New York City is exploring the possibility of privatising the running of its 39,000 parking meters, currently researching mistakes made by other cities and exploring potential bidders.
According to the Wall Street Journal, NYC officials are motivated in part by a belief that a private company could help alleviate some of the well-known frustrations of parking in New York: circling block after block in a search for an empty spot or feeding a meter during dinner.
Part of the city’s motivation lies in a belief that a private company will help with modern innovations, including pay by phone, or a mobile app directing drivers to empty spaces detected by parking sensors. In addition to this, they also feel that a private company might be able to offer savings on labour costs.
New York's meters brought in $149 million in revenue in the last fiscal year, but City officials said it was too soon to say what effect a private operator might have on parking rates or revenues.
Entry into privatisation is cautious for a reason; as historically it has been fraught with problems.
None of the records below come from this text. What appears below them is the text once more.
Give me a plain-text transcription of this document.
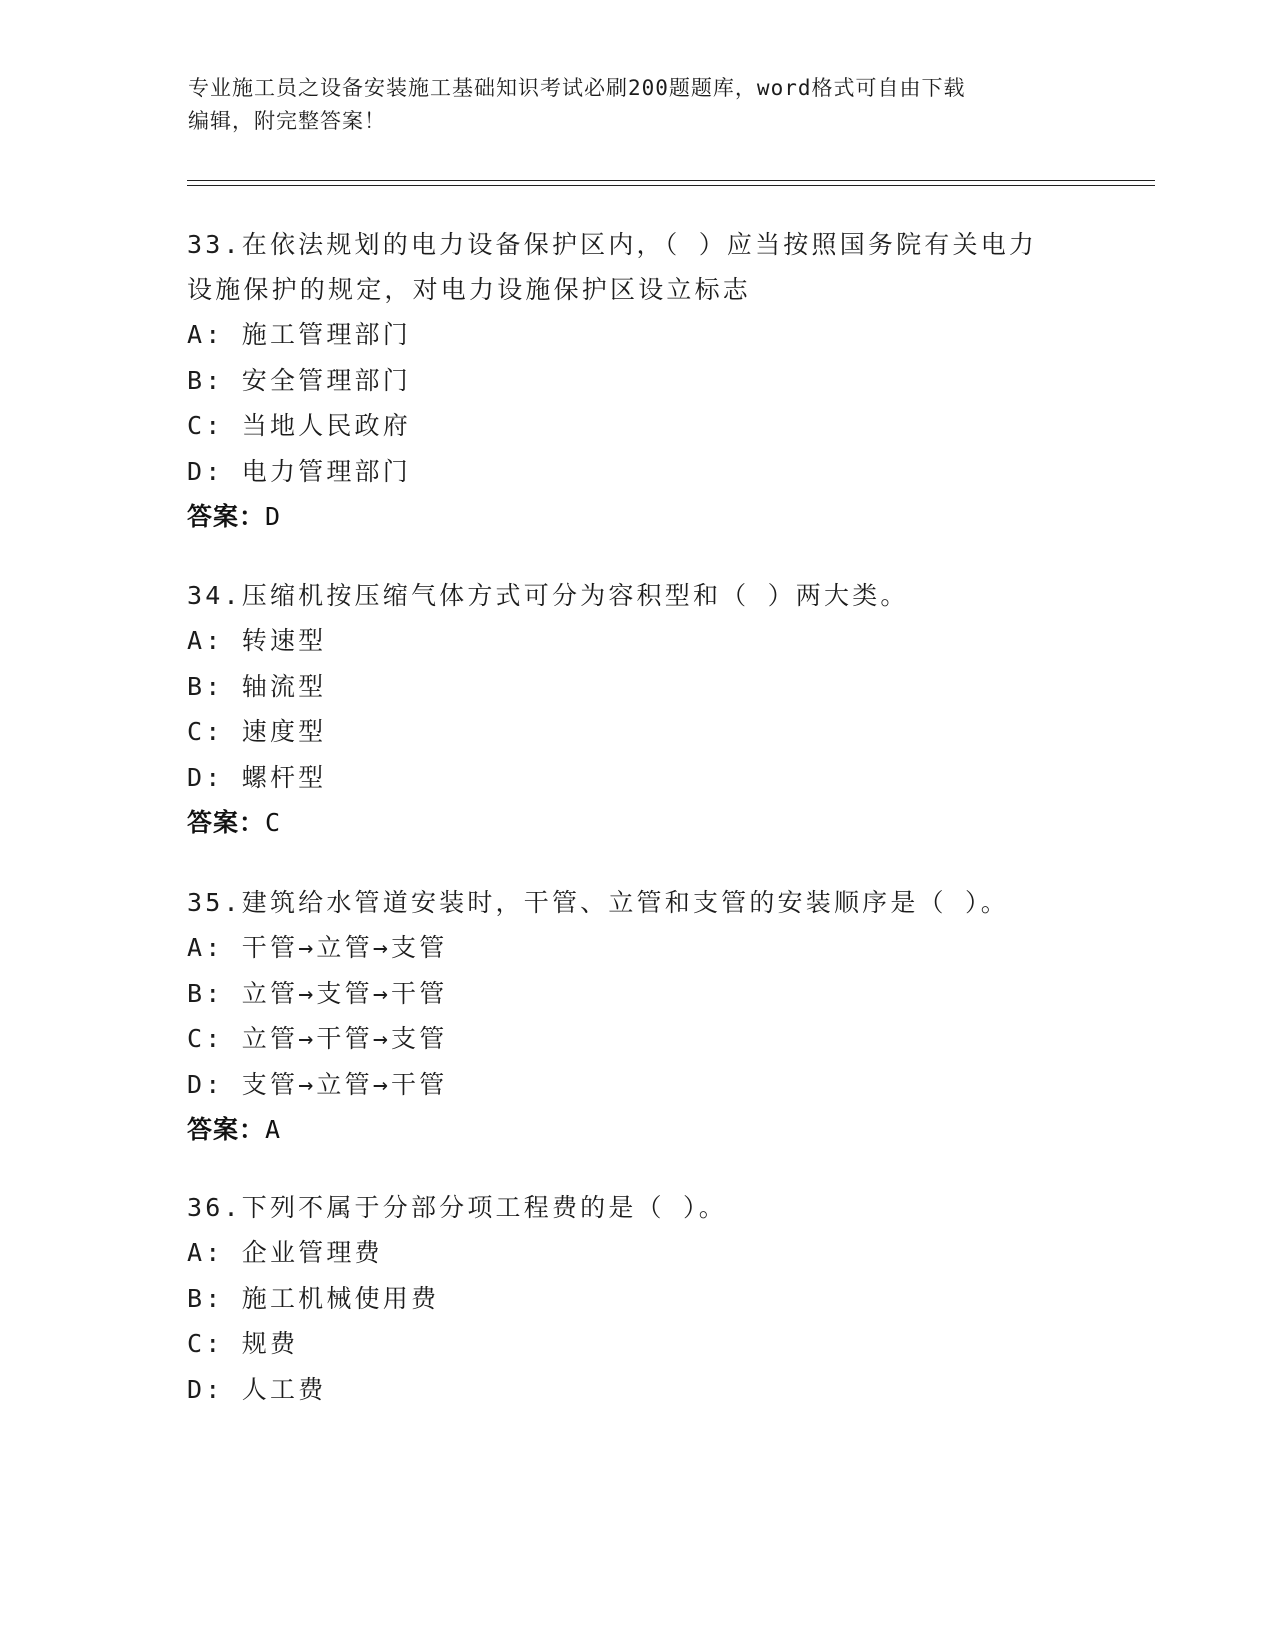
专业施工员之设备安装施工基础知识考试必刷200题题库，word格式可自由下载
编辑，附完整答案！
33.在依法规划的电力设备保护区内，（ ）应当按照国务院有关电力
设施保护的规定，对电力设施保护区设立标志
A: 施工管理部门
B: 安全管理部门
C: 当地人民政府
D: 电力管理部门
答案：D
34.压缩机按压缩气体方式可分为容积型和（ ）两大类。
A: 转速型
B: 轴流型
C: 速度型
D: 螺杆型
答案：C
35.建筑给水管道安装时，干管、立管和支管的安装顺序是（ ）。
A: 干管→立管→支管
B: 立管→支管→干管
C: 立管→干管→支管
D: 支管→立管→干管
答案：A
36.下列不属于分部分项工程费的是（ ）。
A: 企业管理费
B: 施工机械使用费
C: 规费
D: 人工费
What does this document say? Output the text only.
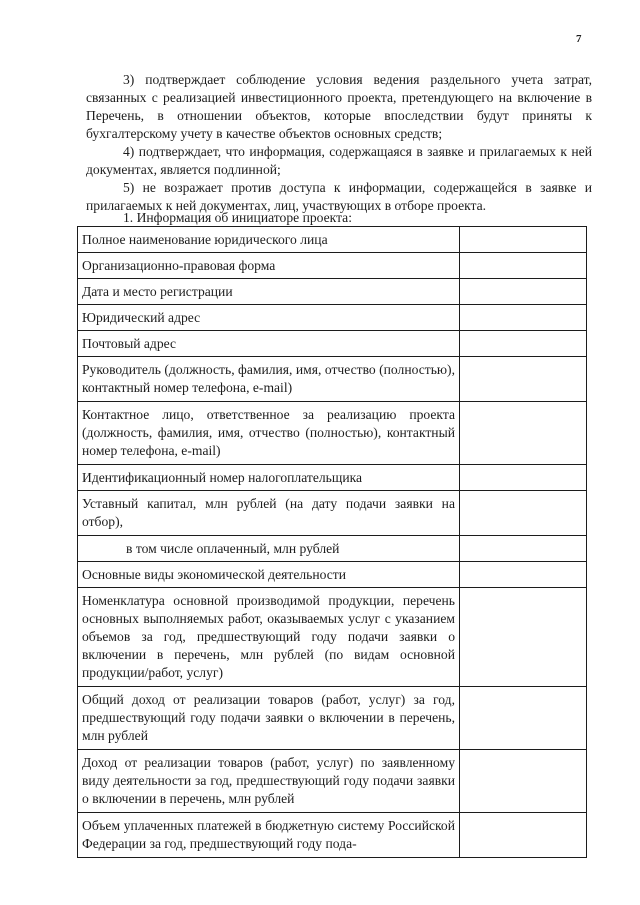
7

3) подтверждает соблюдение условия ведения раздельного учета затрат, связанных с реализацией инвестиционного проекта, претендующего на включение в Перечень, в отношении объектов, которые впоследствии будут приняты к бухгалтерскому учету в качестве объектов основных средств;

4) подтверждает, что информация, содержащаяся в заявке и прилагаемых к ней документах, является подлинной;

5) не возражает против доступа к информации, содержащейся в заявке и прилагаемых к ней документах, лиц, участвующих в отборе проекта.

1. Информация об инициаторе проекта:

Полное наименование юридического лица	
Организационно-правовая форма	
Дата и место регистрации	
Юридический адрес	
Почтовый адрес	
Руководитель (должность, фамилия, имя, отчество (полностью), контактный номер телефона, e-mail)	
Контактное лицо, ответственное за реализацию проекта (должность, фамилия, имя, отчество (полностью), контактный номер телефона, e-mail)	
Идентификационный номер налогоплательщика	
Уставный капитал, млн рублей (на дату подачи заявки на отбор),	
в том числе оплаченный, млн рублей	
Основные виды экономической деятельности	
Номенклатура основной производимой продукции, перечень основных выполняемых работ, оказываемых услуг с указанием объемов за год, предшествующий году подачи заявки о включении в перечень, млн рублей (по видам основной продукции/работ, услуг)	
Общий доход от реализации товаров (работ, услуг) за год, предшествующий году подачи заявки о включении в перечень, млн рублей	
Доход от реализации товаров (работ, услуг) по заявленному виду деятельности за год, предшествующий году подачи заявки о включении в перечень, млн рублей	
Объем уплаченных платежей в бюджетную систему Российской Федерации за год, предшествующий году пода-	
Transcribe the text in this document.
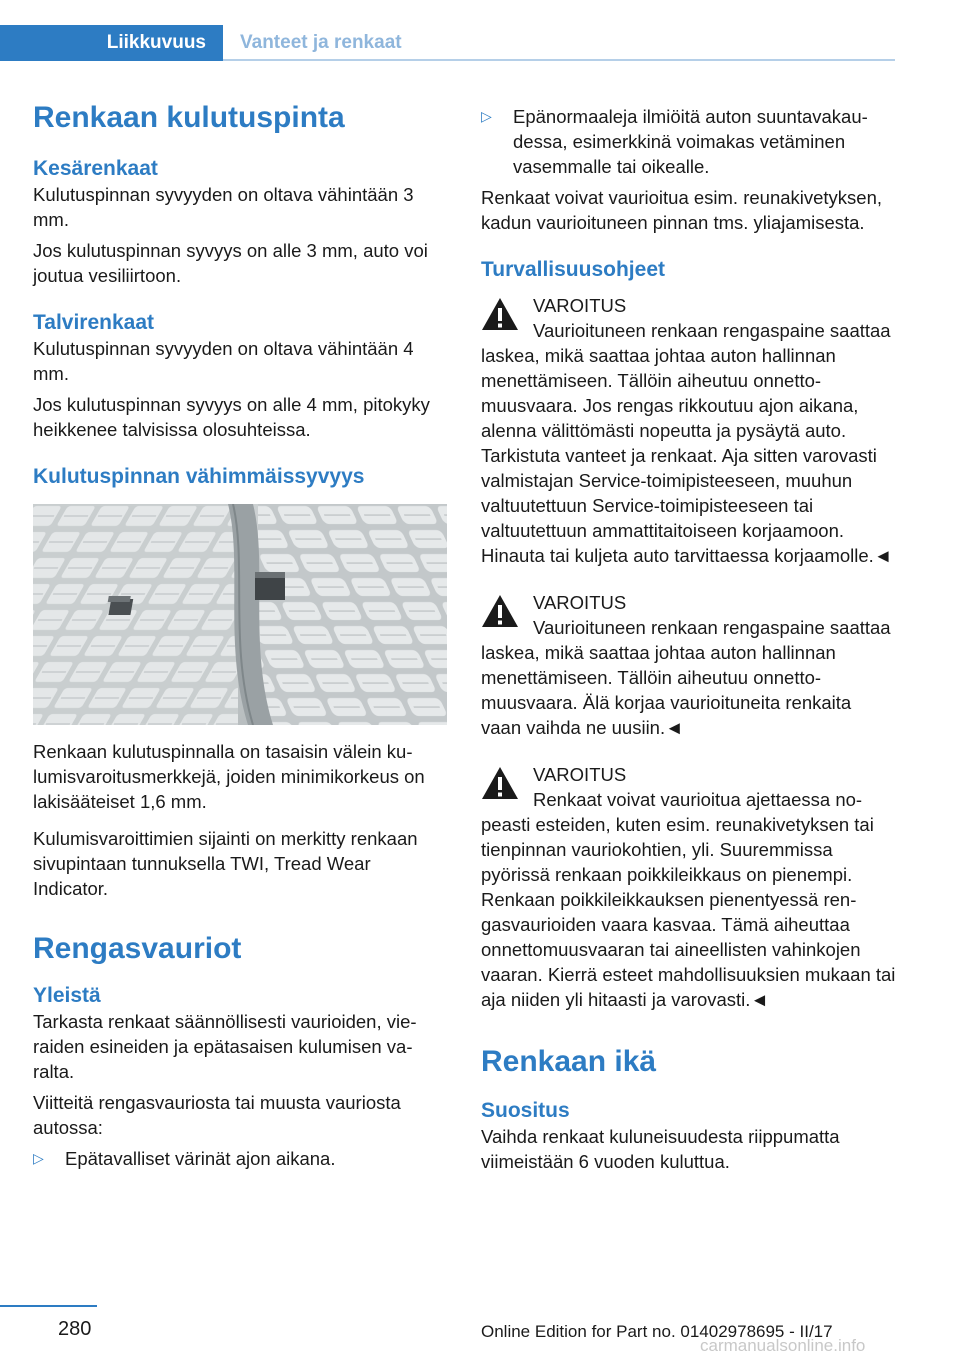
Liikkuvuus Vanteet ja renkaat
Renkaan kulutuspinta
Kesärenkaat

Kulutuspinnan syvyyden on oltava vähintään 3 mm.

Jos kulutuspinnan syvyys on alle 3 mm, auto voi joutua vesiliirtoon.

Talvirenkaat

Kulutuspinnan syvyyden on oltava vähintään 4 mm.

Jos kulutuspinnan syvyys on alle 4 mm, pitokyky heikkenee talvisissa olosuhteissa.

Kulutuspinnan vähimmäissyvyys

Renkaan kulutuspinnalla on tasaisin välein kulumisvaroitusmerkkejä, joiden minimikorkeus on lakisääteiset 1,6 mm.

Kulumisvaroittimien sijainti on merkitty renkaan sivupintaan tunnuksella TWI, Tread Wear Indicator.

Rengasvauriot
Yleistä

Tarkasta renkaat säännöllisesti vaurioiden, vieraiden esineiden ja epätasaisen kulumisen varalta.

Viitteitä rengasvauriosta tai muusta vauriosta autossa:

▷	Epätavalliset värinät ajon aikana.
▷	Epänormaaleja ilmiöitä auton suuntavakaudessa, esimerkkinä voimakas vetäminen vasemmalle tai oikealle.

Renkaat voivat vaurioitua esim. reunakivetyksen, kadun vaurioituneen pinnan tms. yliajamisesta.

Turvallisuusohjeet
VAROITUS

Vaurioituneen renkaan rengaspaine saattaa laskea, mikä saattaa johtaa auton hallinnan menettämiseen. Tällöin aiheutuu onnettomuusvaara. Jos rengas rikkoutuu ajon aikana, alenna välittömästi nopeutta ja pysäytä auto. Tarkistuta vanteet ja renkaat. Aja sitten varovasti valmistajan Service-toimipisteeseen, muuhun valtuutettuun Service-toimipisteeseen tai valtuutettuun ammattitaitoiseen korjaamoon. Hinauta tai kuljeta auto tarvittaessa korjaamolle.◄

VAROITUS

Vaurioituneen renkaan rengaspaine saattaa laskea, mikä saattaa johtaa auton hallinnan menettämiseen. Tällöin aiheutuu onnettomuusvaara. Älä korjaa vaurioituneita renkaita vaan vaihda ne uusiin.◄

VAROITUS

Renkaat voivat vaurioitua ajettaessa nopeasti esteiden, kuten esim. reunakivetyksen tai tienpinnan vauriokohtien, yli. Suuremmissa pyörissä renkaan poikkileikkaus on pienempi. Renkaan poikkileikkauksen pienentyessä rengasvaurioiden vaara kasvaa. Tämä aiheuttaa onnettomuusvaaran tai aineellisten vahinkojen vaaran. Kierrä esteet mahdollisuuksien mukaan tai aja niiden yli hitaasti ja varovasti.◄

Renkaan ikä
Suositus

Vaihda renkaat kuluneisuudesta riippumatta viimeistään 6 vuoden kuluttua.

280	Online Edition for Part no. 01402978695 - II/17
carmanualsonline.info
In 2008, Chicago privatised their parking meters; receiving a $1.1 billion lump payment—used to close a budget deficit—in exchange for granting the investment group a 75-year lease on the city's meters. The deal done requires the city to pay the investors for lost revenue when streets close for special events or when cutoff times are imposed on meters.
New York City officials say they aren't looking for an upfront balloon payment and wouldn't strike a deal that relinquished control over the setting of parking meter rates or policy. Aaron Renn, a well-known urbanist and blogger who has studied the parking issue, says that the parking meters aren’t an asset like a bridge; but primarily a tool for setting policy on the road, dictating where and for how long motorists leave their cars. A contract with a private operator should preserve the city's ability to say how the space along its kerbs is used, managing a precious real estate asset for the best use for all city residents and visitors.